Now, he never quite said that, but if you had interviewed the average white Obama voter and said, "Do you feel that this would be the consequence of voting for him?" they all would have said yes.

So vote for me and you can feel good about yourself…

I'd put it more respectfully than that: Vote for me and we can turn the page on that terribly difficult time. And he's right.

What about Canada: Are you able to stay?

My temporary permit has been renewed.

Do you have to get it renewed year by year?

Yes, at some time I would be eligible to apply to make it permanent.

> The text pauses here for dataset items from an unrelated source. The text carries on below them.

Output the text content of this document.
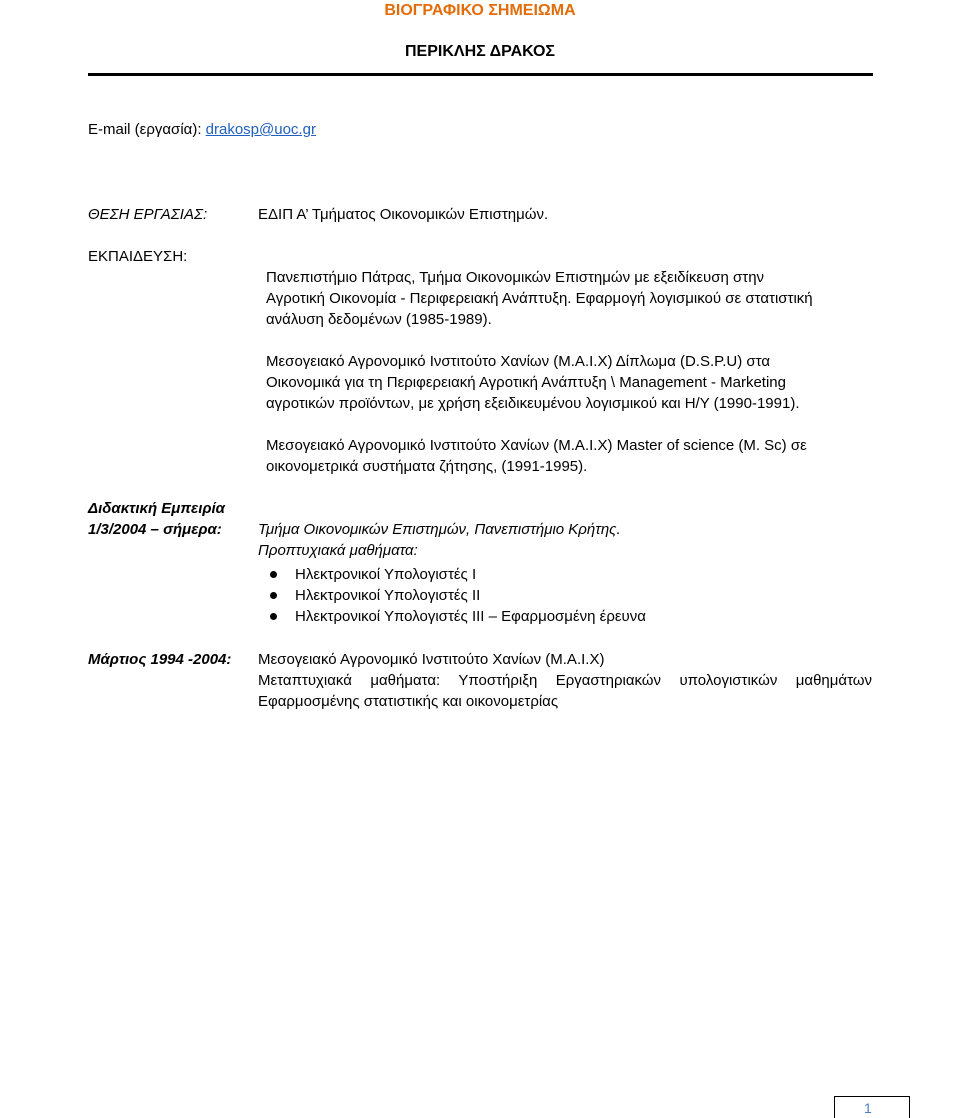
ΒΙΟΓΡΑΦΙΚΟ ΣΗΜΕΙΩΜΑ
ΠΕΡΙΚΛΗΣ ΔΡΑΚΟΣ
E-mail (εργασία): drakosp@uoc.gr
ΘΕΣΗ ΕΡΓΑΣΙΑΣ:	ΕΔΙΠ Α’ Τμήματος Οικονομικών Επιστημών.
ΕΚΠΑΙΔΕΥΣΗ:
Πανεπιστήμιο Πάτρας, Τμήμα Οικονομικών Επιστημών με εξειδίκευση στην
Αγροτική Οικονομία - Περιφερειακή Ανάπτυξη. Εφαρμογή λογισμικού σε στατιστική
ανάλυση δεδομένων (1985-1989).
Μεσογειακό Αγρονομικό Ινστιτούτο Χανίων (Μ.Α.Ι.Χ) Δίπλωμα (D.S.P.U) στα
Οικονομικά για τη Περιφερειακή Αγροτική Ανάπτυξη \ Management - Marketing
αγροτικών προϊόντων, με χρήση εξειδικευμένου λογισμικού και Η/Υ (1990-1991).
Μεσογειακό Αγρονομικό Ινστιτούτο Χανίων (Μ.Α.Ι.Χ) Master of science (M. Sc) σε
οικονομετρικά συστήματα ζήτησης, (1991-1995).
Διδακτική Εμπειρία
1/3/2004 – σήμερα: Τμήμα Οικονομικών Επιστημών, Πανεπιστήμιο Κρήτης.
Προπτυχιακά μαθήματα:
Ηλεκτρονικοί Υπολογιστές Ι
Ηλεκτρονικοί Υπολογιστές ΙΙ
Ηλεκτρονικοί Υπολογιστές ΙΙΙ – Εφαρμοσμένη έρευνα
Μάρτιος 1994 -2004: Μεσογειακό Αγρονομικό Ινστιτούτο Χανίων (Μ.Α.Ι.Χ)
Μεταπτυχιακά μαθήματα: Υποστήριξη Εργαστηριακών υπολογιστικών μαθημάτων
Εφαρμοσμένης στατιστικής και οικονομετρίας
1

One step at a time.

At this point, do you think you're a historian or a businessman first?

Well, because of the horrible onslaught I had to endure for most of the last 10 years, I sort of cranked up my writing career. It was something I could do while I was trying to conduct my defence. And of course for three years I was a guest of the great American people and you can't run a business from prison. Some people did, but I couldn't.

But now I am focused on a commercial relaunch – not large public companies and not in a way that's controversial, but completely under the radar, which is how I started. I have some aptitude for that.

Do you ever wish you'd done history from the start and forgotten about business?

I live quite well and I couldn't live the way I do on what you earn as a writer, even if I was a much more successful writer. It's not a terrific career in income terms, as you know.

What do you think is the most indispensable history book on America, apart from your own?

Can't I have one per century?

All right, one per century.

I would say Ron Chernow's Washington: A Life. I suppose Carl Sandburg's life of Lincoln, and this is a terribly self-serving thing to say, but holding one hand over my eyes and repenting as I very tentatively put it forward, my life of FDR.